Il grillino col bonus negò un aiuto a chi cura i disabili
■ Egregio direttore, non voglio scriverle circa la polemica sui nomi dei cinque parlamentari che hanno chiesto il bonus da 600 euro per le partite Iva, né per fare distinzione tra chi di loro lo ha chiesto ed ottenuto e chi lo ha chiesto e non lo ha ottenuto. Sono eticamente alla pari. Voglio invece scriverle sul fatto che, mentre i cinque forse avevano già chiesto il bonus, nella seduta alla Camera del 24 aprile, furono 220 i parlamentari della maggioranza che votarono contro l'ordine del giorno a prima firma di Massimiliano De Toma che prevedeva l'estensione del bonus anche ai caregiver familiari, cioè coloro che 24 ore al giorno si prendono cura di un congiunto con disabilità grave.
Tra i 220 vi è il grillino Rizzone, di cui ho letto le scuse per aver chiesto ed ottenuto il bonus. L'on.
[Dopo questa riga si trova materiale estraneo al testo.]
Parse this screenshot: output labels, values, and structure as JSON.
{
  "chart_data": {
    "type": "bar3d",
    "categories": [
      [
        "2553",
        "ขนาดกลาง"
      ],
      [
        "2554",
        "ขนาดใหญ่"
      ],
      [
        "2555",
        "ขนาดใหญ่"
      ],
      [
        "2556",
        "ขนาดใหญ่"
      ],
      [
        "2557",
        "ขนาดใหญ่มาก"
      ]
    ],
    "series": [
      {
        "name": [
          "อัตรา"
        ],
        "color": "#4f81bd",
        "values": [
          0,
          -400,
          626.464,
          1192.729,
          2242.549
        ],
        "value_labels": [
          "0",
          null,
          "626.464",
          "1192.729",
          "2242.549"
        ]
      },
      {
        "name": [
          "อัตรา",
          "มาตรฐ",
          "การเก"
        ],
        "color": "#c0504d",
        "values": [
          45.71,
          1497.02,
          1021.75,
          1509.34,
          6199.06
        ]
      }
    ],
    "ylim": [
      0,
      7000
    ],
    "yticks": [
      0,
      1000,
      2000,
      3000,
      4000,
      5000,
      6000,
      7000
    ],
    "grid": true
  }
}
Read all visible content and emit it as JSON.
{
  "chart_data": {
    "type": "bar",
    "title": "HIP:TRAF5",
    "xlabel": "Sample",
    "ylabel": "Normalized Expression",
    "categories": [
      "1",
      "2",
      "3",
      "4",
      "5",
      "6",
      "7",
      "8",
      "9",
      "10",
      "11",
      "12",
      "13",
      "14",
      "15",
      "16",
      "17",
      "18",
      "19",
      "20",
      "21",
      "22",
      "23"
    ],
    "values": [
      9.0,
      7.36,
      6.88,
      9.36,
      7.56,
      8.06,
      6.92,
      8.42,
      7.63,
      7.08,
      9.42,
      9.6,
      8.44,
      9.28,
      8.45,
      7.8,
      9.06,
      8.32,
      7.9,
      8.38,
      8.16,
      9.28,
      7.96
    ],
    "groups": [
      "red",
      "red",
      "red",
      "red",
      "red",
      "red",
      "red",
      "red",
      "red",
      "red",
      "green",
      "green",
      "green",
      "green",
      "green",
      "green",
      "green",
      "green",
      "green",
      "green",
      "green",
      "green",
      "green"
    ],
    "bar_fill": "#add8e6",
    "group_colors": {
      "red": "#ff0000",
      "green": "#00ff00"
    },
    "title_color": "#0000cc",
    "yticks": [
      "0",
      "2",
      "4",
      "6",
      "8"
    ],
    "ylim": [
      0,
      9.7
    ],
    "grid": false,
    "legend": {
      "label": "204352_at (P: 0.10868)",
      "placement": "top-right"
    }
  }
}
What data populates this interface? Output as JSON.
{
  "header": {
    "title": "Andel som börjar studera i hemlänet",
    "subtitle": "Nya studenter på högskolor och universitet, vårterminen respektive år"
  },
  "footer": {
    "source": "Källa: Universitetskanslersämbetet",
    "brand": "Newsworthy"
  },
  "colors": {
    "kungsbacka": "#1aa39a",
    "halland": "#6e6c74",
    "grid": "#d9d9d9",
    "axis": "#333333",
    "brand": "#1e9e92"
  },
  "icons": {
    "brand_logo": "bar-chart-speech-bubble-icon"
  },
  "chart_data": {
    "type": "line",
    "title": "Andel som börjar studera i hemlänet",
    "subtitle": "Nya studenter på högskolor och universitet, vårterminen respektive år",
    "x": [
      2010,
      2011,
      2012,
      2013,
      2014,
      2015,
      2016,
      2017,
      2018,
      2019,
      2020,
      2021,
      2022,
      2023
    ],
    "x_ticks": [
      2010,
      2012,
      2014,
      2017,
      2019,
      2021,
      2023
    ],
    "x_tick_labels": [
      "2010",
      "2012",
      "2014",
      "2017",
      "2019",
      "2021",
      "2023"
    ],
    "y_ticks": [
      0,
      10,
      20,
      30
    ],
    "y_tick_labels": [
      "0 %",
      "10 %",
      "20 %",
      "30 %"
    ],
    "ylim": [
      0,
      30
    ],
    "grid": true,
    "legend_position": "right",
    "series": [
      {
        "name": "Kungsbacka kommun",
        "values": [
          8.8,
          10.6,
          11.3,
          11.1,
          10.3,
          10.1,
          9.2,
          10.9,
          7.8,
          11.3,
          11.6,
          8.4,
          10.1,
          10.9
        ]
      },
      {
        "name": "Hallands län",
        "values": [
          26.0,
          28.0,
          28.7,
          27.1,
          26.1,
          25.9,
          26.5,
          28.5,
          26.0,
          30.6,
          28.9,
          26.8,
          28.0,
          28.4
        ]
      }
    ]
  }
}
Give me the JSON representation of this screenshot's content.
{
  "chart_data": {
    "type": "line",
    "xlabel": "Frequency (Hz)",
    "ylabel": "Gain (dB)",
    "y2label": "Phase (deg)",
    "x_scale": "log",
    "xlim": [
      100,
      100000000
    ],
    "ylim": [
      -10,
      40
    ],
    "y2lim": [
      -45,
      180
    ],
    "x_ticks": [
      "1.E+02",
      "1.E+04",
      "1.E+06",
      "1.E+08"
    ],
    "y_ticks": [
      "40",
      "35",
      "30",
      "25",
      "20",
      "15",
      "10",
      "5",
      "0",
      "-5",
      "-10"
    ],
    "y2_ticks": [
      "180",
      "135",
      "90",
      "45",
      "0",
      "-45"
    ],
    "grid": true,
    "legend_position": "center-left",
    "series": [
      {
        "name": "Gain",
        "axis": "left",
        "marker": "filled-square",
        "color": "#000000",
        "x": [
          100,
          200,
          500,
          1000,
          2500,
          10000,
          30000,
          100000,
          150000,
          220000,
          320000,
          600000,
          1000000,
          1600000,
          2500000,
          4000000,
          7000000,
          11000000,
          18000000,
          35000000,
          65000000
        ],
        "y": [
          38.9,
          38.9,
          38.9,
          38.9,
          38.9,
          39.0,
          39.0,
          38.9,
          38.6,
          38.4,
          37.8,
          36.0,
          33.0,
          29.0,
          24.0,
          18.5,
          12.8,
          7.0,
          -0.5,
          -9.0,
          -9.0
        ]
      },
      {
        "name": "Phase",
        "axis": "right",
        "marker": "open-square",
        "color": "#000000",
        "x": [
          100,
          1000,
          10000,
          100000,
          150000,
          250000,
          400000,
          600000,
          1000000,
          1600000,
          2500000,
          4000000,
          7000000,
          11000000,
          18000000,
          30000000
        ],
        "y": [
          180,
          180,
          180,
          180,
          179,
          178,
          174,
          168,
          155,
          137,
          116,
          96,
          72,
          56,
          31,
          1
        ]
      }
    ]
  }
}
Rizzone potrà anche restituire il denaro percepito secondo legge, se ciò è di sollievo alla sua coscienza, ma non potrà mai cancellare quel voto contrario con cui, mentre lui otteneva il bonus di cui forse non aveva bisogno, ne impediva la fruizione a migliaia di cittadini elettori, tra cui proprio i caregiver familiari che ne avevano bisogno, tanto più nel periodo di lockdown. Dunque il tema su cui riflettere non è il Rizzone di turno che pur legalmente ha ottenuto il bonus a scapito di altri che forse ne avevano reale necessità, ma il voto espresso dal Rizzone di turno che, mentre chiedeva per sé, negava ad altri e, casualmente, quegli "altri" sono coloro che hanno in famiglia un congiunto con disabilità grave, fattore questo di impoverimento del nucleo familiare.
In questa riflessione etica e politica, però, non possiamo consentire che fatti come quello accaduto possano alimentare un sentimento anticasta che facendo di tutta un'erba un fascio tiri la volata, in modo improprio, al taglio lineare dei parlamentari. Non è tagliando la rappresentanza parlamentare che 60 milioni di italiani avranno la certezza che 600 parlamentari al posto di 945 non replicheranno l'accaduto. Non è il titolo di onorevole che qualifica la persona, ma i suoi comportamenti nella vita di tutti i giorni.